Hi, I wonder whether someone may be able to help me please.
I'm trying to change the "apiStartTime" which is in the following format 'Sat Mar 5 00:00:00 2016' including the apostrophes to an epoch time so I can perform some date calculations.
So I've been looking at the Splunk documentation here and I thought I'd understood the variables I need to use and then convert and I put together the following:
|eval startTime=strptime(apiStartTime, "%a %m %d %H:%M:%S %Y")|convert timeformat="%d/%b/%Y" ctime(startTime)
Unfortunately though this isn't working, and I'm not sure why.
I just wondered whether someone could possibly look at this please and let me know where I've gone wrong.
Many thanks and kind regards
Chris
The first half of your SPL correctly converts an apiStartTime string into epoch form. The second half converts the epoch back into a string, which may not be necessary, depending on why you need an epoch.
This is reviving a very old thread, but I will still post this in case someone else needs it. Try:
|eval startTime=strptime('apiStartTime', "'%a %b %e %H:%M:%S %Y'")
The first half of your SPL correctly converts an apiStartTime string into epoch form.
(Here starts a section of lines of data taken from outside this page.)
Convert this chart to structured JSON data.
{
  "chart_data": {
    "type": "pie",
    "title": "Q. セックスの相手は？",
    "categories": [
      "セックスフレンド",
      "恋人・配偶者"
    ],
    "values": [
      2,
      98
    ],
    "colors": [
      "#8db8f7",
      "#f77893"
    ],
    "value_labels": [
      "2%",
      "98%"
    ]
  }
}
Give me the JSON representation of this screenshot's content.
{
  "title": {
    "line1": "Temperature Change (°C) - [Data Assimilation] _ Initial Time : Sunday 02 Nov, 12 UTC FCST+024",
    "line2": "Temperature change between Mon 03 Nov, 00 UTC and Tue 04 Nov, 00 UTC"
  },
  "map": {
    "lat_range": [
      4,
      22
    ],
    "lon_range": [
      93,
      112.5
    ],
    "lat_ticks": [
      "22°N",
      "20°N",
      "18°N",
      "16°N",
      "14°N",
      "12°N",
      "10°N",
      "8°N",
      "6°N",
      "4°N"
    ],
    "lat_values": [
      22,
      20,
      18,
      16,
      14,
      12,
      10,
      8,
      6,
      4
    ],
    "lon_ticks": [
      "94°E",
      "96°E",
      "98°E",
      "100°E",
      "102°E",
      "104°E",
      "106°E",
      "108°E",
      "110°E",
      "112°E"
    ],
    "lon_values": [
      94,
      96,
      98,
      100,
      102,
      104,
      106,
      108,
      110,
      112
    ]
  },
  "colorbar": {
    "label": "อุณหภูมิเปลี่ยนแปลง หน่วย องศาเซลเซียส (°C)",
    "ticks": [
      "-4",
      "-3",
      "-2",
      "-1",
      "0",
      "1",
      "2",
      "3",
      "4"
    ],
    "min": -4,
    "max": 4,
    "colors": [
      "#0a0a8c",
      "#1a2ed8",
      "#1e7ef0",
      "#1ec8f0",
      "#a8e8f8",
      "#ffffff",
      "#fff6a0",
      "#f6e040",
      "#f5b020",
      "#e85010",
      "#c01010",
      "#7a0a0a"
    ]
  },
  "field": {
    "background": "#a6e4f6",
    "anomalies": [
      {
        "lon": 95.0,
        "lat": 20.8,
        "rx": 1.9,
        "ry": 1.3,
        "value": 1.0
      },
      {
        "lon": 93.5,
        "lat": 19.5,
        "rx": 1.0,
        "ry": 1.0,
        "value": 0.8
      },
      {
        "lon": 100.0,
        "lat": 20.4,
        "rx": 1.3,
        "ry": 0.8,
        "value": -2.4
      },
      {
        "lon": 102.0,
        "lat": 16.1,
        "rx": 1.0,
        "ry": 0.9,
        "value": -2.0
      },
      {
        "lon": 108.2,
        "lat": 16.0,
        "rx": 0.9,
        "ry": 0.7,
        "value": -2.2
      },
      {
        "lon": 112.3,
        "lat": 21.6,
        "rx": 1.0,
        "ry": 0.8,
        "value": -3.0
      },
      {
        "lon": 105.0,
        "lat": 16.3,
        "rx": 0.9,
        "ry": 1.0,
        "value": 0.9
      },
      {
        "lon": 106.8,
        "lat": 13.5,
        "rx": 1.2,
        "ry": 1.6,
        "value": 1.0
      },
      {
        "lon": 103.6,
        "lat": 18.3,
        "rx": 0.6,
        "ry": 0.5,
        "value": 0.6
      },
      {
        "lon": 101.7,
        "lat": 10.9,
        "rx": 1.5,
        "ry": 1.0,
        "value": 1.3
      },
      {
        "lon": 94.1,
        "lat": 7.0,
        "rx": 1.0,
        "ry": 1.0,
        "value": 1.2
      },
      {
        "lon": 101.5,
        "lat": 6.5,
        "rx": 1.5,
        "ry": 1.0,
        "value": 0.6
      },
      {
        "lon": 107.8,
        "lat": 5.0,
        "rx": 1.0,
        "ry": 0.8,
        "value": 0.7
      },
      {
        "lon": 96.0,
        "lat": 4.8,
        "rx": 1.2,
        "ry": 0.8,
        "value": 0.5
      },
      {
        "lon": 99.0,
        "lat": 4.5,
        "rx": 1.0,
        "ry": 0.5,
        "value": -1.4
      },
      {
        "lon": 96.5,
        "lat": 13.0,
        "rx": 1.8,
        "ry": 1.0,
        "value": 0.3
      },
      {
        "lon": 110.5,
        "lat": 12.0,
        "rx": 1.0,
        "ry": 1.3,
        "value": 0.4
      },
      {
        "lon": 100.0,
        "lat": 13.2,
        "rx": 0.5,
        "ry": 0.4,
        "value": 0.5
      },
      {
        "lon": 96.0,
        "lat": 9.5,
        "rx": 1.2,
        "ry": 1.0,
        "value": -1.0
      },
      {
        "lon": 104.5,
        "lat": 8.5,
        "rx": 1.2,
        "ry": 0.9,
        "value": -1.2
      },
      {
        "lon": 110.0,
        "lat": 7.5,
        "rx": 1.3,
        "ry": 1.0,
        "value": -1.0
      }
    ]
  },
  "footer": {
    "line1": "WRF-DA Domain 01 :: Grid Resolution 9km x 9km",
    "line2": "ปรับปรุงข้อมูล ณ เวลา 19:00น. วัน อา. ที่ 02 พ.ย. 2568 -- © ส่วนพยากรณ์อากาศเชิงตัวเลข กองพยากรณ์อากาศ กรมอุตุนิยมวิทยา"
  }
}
The second half converts the epoch back into a string, which may not be necessary, depending on why you need an epoch.
Hi, thank you for coming back to me with this and for the clarification on my query.
The problem is, is that in isolation this line
|eval startTime=strptime(apiStartTime, "%a %m %d %H:%M:%S %Y")
isn't converting the api time to epoch.
Kind Regards
Chris
If apiStartTime truly includes apostrophes, then the format string should be "'%a %m %d %H:%M:%S %Y'"
.
Hi, thank you for this. I just had to make a minor change to "'%a %m %b %H:%M:%S %Y'", which now works great.
In my initial testing I had incorporated a ' but with a % beforehand, because in the documentation it suggested to use something as a literal character add a % beforehand. I obviously misinterpreted this.
Once again thank you for your help and kind regards
Chris
In strptime
and strftime
format strings, all characters are literal except those preceded by '%'. Use "%%" to get a literal '%'.
Ahh I see.
That's a lot clearer now. Thank you.